The Master of Confessions, by Thierry Cruvellier, “about the trial of Duch, a Khmer Rouge prison official in Cambodia responsible for the death of thousands of prisoners.”
Mark Power
I’m currently re-reading Oscar and Lucinda by Peter Carey, “an epic tale of gambling, religious fervour and love.”
“I have an ongoing obsession with Jane Austen. Her only Gothic novel, Northanger Abbey, will be my next read, before I return to Emma for the umpteenth time. Is there a more perfectly structured or beautifully written novel in the English language than Emma?

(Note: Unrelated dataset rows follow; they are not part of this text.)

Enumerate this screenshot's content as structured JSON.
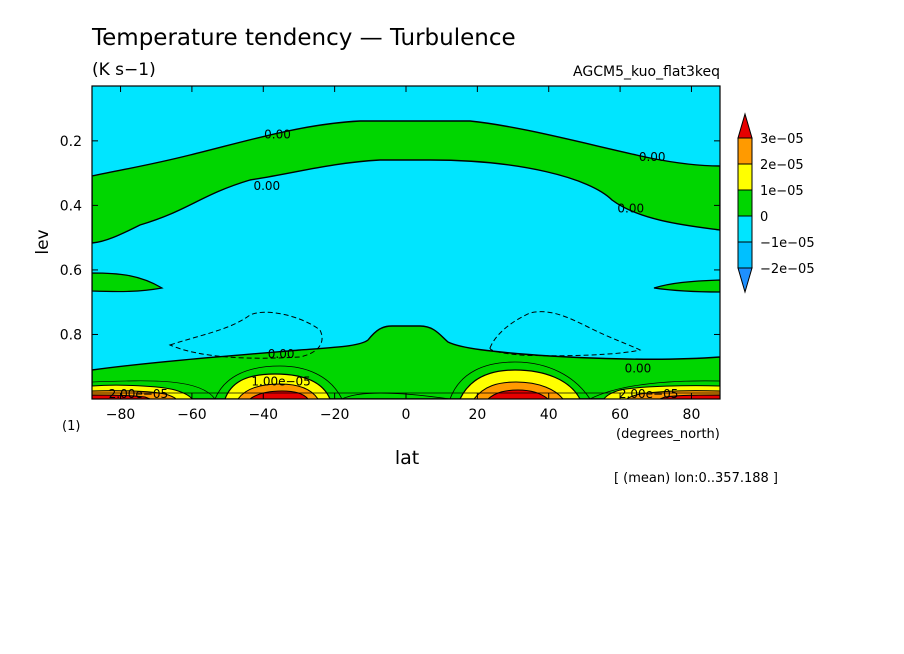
{
  "chart_data": {
    "type": "contour",
    "title": "Temperature tendency — Turbulence",
    "units": "(K s−1)",
    "experiment": "AGCM5_kuo_flat3keq",
    "xlabel": "lat",
    "xunits": "(degrees_north)",
    "ylabel": "lev",
    "ylevel_note": "(1)",
    "subtitle_note": "[ (mean) lon:0..357.188 ]",
    "xlim": [
      -88,
      88
    ],
    "ylim": [
      1.0,
      0.03
    ],
    "x_ticks": [
      -80,
      -60,
      -40,
      -20,
      0,
      20,
      40,
      60,
      80
    ],
    "x_tick_labels": [
      "−80",
      "−60",
      "−40",
      "−20",
      "0",
      "20",
      "40",
      "60",
      "80"
    ],
    "y_ticks": [
      0.2,
      0.4,
      0.6,
      0.8
    ],
    "y_tick_labels": [
      "0.2",
      "0.4",
      "0.6",
      "0.8"
    ],
    "colorbar": {
      "levels": [
        -2e-05,
        -1e-05,
        0,
        1e-05,
        2e-05,
        3e-05
      ],
      "labels": [
        "−2e−05",
        "−1e−05",
        "0",
        "1e−05",
        "2e−05",
        "3e−05"
      ],
      "colors": [
        "#1e90ff",
        "#00e5ff",
        "#00d600",
        "#ffff00",
        "#ff9a00",
        "#e60000",
        "#00c0ff"
      ],
      "extend": "both"
    },
    "contour_labels": [
      {
        "text": "0.00",
        "lat": -36,
        "lev": 0.18
      },
      {
        "text": "0.00",
        "lat": -39,
        "lev": 0.34
      },
      {
        "text": "0.00",
        "lat": 69,
        "lev": 0.25
      },
      {
        "text": "0.00",
        "lat": 63,
        "lev": 0.41
      },
      {
        "text": "0.00",
        "lat": -35,
        "lev": 0.86
      },
      {
        "text": "0.00",
        "lat": 65,
        "lev": 0.905
      },
      {
        "text": "1.00e−05",
        "lat": -35,
        "lev": 0.945
      },
      {
        "text": "2.00e−05",
        "lat": -75,
        "lev": 0.985
      },
      {
        "text": "2.00e−05",
        "lat": 68,
        "lev": 0.985
      }
    ]
  }
}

While walking my dog, Kodak, I always listen to audiobooks. I’ve just finished the complete works of Sherlock Holmes, read by Stephen Fry. After 71 hours immersed in Sherlock’s logical deduction techniques there isn’t a crime I don’t feel capable of solving.”

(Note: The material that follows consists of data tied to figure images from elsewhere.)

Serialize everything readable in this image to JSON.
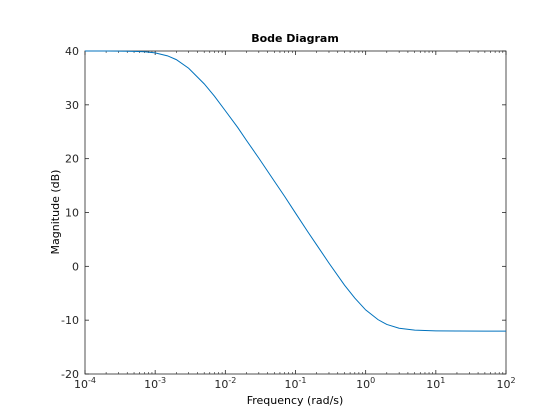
{
  "chart_data": {
    "type": "line",
    "title": "Bode Diagram",
    "xlabel": "Frequency  (rad/s)",
    "ylabel": "Magnitude (dB)",
    "x_scale": "log",
    "xlim": [
      0.0001,
      100
    ],
    "ylim": [
      -20,
      40
    ],
    "x_ticks": [
      {
        "base": "10",
        "exp": "-4"
      },
      {
        "base": "10",
        "exp": "-3"
      },
      {
        "base": "10",
        "exp": "-2"
      },
      {
        "base": "10",
        "exp": "-1"
      },
      {
        "base": "10",
        "exp": "0"
      },
      {
        "base": "10",
        "exp": "1"
      },
      {
        "base": "10",
        "exp": "2"
      }
    ],
    "y_ticks": [
      "-20",
      "-10",
      "0",
      "10",
      "20",
      "30",
      "40"
    ],
    "grid": false,
    "series": [
      {
        "color": "#0072bd",
        "x": [
          0.0001,
          0.0002,
          0.0003,
          0.0005,
          0.0007,
          0.001,
          0.0015,
          0.002,
          0.003,
          0.005,
          0.007,
          0.01,
          0.015,
          0.02,
          0.03,
          0.05,
          0.07,
          0.1,
          0.15,
          0.2,
          0.3,
          0.5,
          0.7,
          1,
          1.5,
          2,
          3,
          5,
          7,
          10,
          20,
          50,
          100
        ],
        "y": [
          40.0,
          39.99,
          39.98,
          39.94,
          39.85,
          39.65,
          39.1,
          38.4,
          36.8,
          33.9,
          31.6,
          28.9,
          25.8,
          23.4,
          20.1,
          15.8,
          13.0,
          9.9,
          6.4,
          4.0,
          0.6,
          -3.5,
          -5.9,
          -8.1,
          -9.9,
          -10.8,
          -11.5,
          -11.85,
          -11.93,
          -11.98,
          -12.02,
          -12.04,
          -12.04
        ]
      }
    ]
  }
}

Marina Fusco Nims, on behalf of her father Paul Fusco
“Besides reading the NYT cover-to-cover every day, Paul is now reading Colson Whitehead’s The Underground Railroad . It piqued Paul’s interest because of his life-long examination of social justice.”
Eli Reed
“I am rereading the novel, Something Happened, by Joseph Heller, which has been described as a novel that plays as an internal monologue detailing the main character’s doomed quest for certitude. It has also been described as the most criminally overlooked great novel of the past half century. The 40th anniversary of its publication is being celebrated this year. I remember reading it a few years after it was published and one of the things I acquired from it was an understanding of the inner life of most business offices and it still works today.

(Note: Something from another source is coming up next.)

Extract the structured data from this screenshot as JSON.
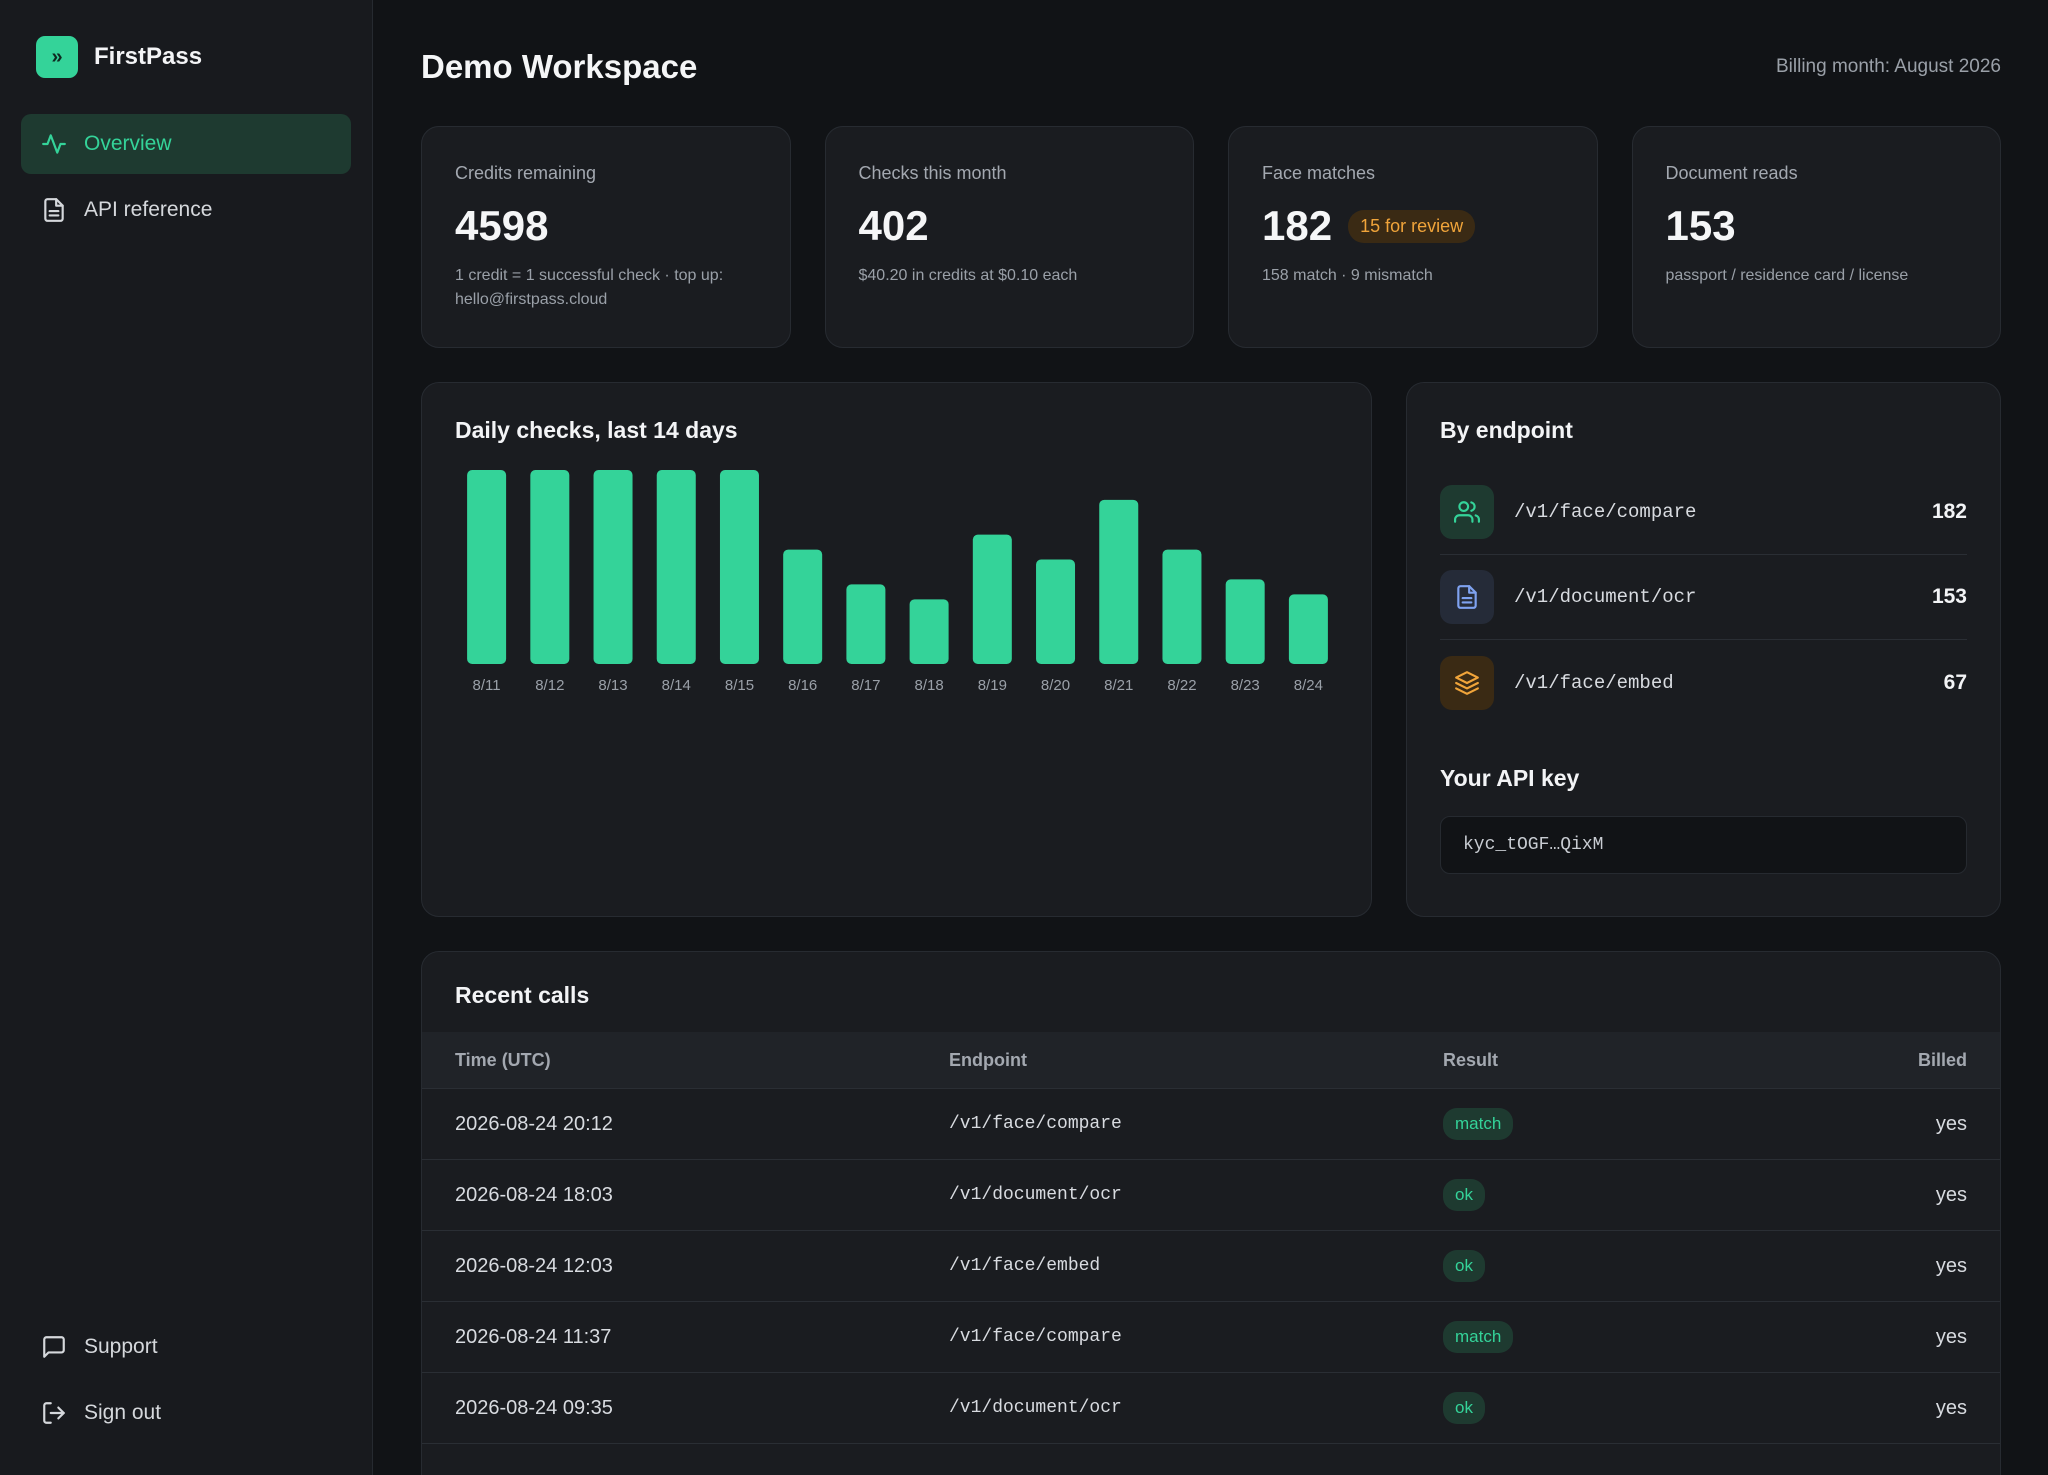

I am also rereading The Sisters, a novel by Robert Littell. Christopher Lehmann-Haupt of the NYTimes stated that it is ‘the plot of plots’. I used to give away paperback copies to friends because it just may be the best spy novel of all time. For example, one of the evil characters in the book can easily imitate various sounds such as gravel being thrown against a screen door, and when he’s in a really good and foul mood – can imitate the sound of the sun going down. This does not bode well for characters unfortunately near enough to witness that particular life shifting moment.”